What If a Tax on Carbon Emissions Isn’t the Right Goal?

by | Aug 22, 2019 | John C. Goodman, The Environmental Blog | 5 comments

Perhaps planting one trillion trees through a tree-planting program would be equally or more effective…

Economists favor a carbon tax as the most efficient way to forestall global warming because they assume that the goal should be to reduce the amount of carbon.
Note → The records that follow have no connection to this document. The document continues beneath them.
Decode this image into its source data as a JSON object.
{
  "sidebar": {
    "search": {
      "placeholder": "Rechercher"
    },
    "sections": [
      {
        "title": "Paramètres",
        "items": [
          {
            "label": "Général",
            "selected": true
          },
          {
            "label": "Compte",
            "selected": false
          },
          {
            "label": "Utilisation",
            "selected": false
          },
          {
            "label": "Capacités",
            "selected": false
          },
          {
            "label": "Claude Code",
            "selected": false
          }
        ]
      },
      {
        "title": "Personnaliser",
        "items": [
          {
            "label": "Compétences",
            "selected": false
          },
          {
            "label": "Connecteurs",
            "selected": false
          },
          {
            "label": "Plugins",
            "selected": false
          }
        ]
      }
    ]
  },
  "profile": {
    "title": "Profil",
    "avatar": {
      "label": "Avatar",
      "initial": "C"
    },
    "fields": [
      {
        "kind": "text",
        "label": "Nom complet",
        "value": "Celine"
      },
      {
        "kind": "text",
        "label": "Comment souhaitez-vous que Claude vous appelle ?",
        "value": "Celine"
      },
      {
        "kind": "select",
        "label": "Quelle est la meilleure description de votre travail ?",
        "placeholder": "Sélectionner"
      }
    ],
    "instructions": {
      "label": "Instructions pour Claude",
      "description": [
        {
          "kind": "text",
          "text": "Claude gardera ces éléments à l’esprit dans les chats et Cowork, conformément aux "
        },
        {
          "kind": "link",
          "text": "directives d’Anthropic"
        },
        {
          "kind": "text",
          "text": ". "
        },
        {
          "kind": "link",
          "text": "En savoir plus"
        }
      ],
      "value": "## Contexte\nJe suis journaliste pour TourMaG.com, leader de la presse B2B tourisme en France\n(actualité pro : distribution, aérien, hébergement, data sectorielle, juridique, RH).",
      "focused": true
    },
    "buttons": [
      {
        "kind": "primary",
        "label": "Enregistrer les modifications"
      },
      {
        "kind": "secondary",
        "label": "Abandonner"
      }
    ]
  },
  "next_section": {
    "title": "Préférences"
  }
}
But what if that assumption is wrong?

David Henderson gives three reasons why it may be wrong: (1) controlling methane emissions appears to be far more important than controlling carbon, (2) geo-engineering (e.g., emitting sulfur dioxide to counteract the effects of warming) may be more economical than reducing carbon and (3) it may be more cost effective to remove carbon from the atmosphere by planting trees.

According to a July 4, 2019, article in The Guardian, planting one trillion trees would be much cheaper than a carbon tax and much more effective. At an estimated cost of 30 cents per additional tree, the overall cost would be $300 billion. That’s large, but it’s a one-time cost. Moreover, writes the Guardian’s environment editor Damian Carrington, such a tree-planting program “could remove two-thirds of all the emissions that have been pumped into the atmosphere by human activities, a figure the scientists describe as ‘mind-blowing’.”

A carbon tax, by contrast, would simply slow the rate of emissions into the atmosphere.